On any warm day, Amy Sheinin can look out her home's window toward a pocket park where kids, including Crummey's, can be found playing. The park backs up to an alley and has become a gathering space for parents who want to watch over their kids and meet up with other neighbors.
"We have a lot of families here," Sheinin said. "And we have a great blend of people who want to be around families."
Our walking tour took us past the park, which even on a wintery rainy day looked lusciously green. Residents take great pride in keeping the neighborhood tidy, but also in creating and maintaining gorgeous community spaces (there's a BHA committee for that!).
Just last year, the association installed trees into large planters throughout an alley known as the "Green Alley".
"Eventually the trees will grow to create a tree-lined alley," Crummey said.
The green alley is just one of the eco-friendly initiatives residents have been working on. Last year, they unveiled rain garden signs to help inform visitors and neighbors about the importance of rain gardens and greenery. Additionally, rain barrels were installed to help with upkeep of green spaces, including the trees in the alley.
SHOWCASING HOUSING DIVERSITY
And the planting of common-space trees also helps showcase the neighborhood for the biggest event of the year: The Butchers Hill House Tour.
Pat Phoebus, the chair of the neighborhood's House Tour committee, takes great pride in making sure the tour accentuates all parts of the neighborhood, which is extremely diverse from 700 square foot homes up to 5000+ square foot homes.
"Our goal is to let people know what is available in our neighborhood," she said. "We try to have about 10 houses on the tour and not repeat them for four to five years."
Such a diverse range of housing options brings together a diverse mix of people. From homeowners who work at Johns Hopkins to empty nesters, the neighbors vary in backgrounds and reasons for choosing Butchers Hill as their place to call home. For Kiselik, the house is what attracted him to the neighborhood. He's convinced that he and his wife made the right choice.

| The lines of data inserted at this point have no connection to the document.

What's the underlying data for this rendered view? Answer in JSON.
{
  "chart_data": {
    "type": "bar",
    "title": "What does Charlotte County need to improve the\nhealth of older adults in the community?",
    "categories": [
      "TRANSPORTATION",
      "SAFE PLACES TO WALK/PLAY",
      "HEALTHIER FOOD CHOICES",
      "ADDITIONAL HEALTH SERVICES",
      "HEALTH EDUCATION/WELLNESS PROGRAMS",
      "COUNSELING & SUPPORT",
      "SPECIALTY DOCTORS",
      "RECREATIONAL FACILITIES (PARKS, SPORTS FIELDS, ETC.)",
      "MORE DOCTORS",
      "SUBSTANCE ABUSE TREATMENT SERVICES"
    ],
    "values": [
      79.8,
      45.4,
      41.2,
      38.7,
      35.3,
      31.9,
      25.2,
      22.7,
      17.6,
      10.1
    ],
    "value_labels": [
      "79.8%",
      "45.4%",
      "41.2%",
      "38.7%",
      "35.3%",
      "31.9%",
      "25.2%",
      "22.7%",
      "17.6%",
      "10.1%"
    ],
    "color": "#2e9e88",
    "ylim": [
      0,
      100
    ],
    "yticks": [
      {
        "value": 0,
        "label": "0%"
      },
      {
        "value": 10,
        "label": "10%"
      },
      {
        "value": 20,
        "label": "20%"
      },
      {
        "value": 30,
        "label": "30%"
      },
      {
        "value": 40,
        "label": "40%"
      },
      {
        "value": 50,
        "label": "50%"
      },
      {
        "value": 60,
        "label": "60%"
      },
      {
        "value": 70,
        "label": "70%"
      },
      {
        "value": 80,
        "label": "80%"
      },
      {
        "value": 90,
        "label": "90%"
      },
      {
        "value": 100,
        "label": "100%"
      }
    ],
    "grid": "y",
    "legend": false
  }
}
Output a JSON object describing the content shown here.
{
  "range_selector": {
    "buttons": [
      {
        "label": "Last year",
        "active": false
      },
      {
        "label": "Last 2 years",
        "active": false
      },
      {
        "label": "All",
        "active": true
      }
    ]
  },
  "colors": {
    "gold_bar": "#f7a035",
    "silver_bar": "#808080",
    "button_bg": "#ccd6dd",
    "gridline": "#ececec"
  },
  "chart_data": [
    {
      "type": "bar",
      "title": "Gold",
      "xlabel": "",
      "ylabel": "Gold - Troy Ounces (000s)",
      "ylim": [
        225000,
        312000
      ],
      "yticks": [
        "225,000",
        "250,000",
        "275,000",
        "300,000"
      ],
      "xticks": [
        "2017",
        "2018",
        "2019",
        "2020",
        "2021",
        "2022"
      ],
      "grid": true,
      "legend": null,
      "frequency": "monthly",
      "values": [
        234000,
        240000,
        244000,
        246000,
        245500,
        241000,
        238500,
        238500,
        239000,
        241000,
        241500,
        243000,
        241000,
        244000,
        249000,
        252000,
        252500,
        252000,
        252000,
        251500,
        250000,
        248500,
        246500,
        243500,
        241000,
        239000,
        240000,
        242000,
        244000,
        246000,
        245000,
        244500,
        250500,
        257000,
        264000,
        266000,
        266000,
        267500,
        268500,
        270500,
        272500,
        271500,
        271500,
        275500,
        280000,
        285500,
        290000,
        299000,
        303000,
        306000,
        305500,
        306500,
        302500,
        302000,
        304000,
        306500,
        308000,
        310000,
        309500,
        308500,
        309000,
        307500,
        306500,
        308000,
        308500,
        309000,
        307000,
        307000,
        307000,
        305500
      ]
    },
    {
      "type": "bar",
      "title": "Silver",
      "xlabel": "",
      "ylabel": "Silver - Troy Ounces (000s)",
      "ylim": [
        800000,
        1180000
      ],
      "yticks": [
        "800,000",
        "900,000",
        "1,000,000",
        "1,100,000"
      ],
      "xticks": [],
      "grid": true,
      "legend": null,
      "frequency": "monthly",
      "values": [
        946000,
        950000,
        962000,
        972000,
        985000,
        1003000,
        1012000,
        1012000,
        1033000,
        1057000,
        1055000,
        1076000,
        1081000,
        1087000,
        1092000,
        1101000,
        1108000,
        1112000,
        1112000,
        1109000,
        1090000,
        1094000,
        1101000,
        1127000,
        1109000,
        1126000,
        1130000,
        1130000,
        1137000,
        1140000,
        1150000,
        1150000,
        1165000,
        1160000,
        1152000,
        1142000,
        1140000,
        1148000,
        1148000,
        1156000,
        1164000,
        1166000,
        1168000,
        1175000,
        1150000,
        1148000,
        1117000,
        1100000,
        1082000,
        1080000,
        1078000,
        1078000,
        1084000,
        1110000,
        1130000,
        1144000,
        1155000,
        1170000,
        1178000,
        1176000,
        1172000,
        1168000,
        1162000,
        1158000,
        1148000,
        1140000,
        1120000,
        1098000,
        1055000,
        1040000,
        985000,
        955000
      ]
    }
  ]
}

"Living here has been beyond my expectations," Kiselik said. "I have friends that range in age from four to 90 years old. When we first moved here, I needed a barber and my neighbor, who is five years old, recommended his. Now I that's where I go to get my hair cut. When we were first moving here we picked this community because we loved the house. Now we love the community, the people are first, the house comes after that."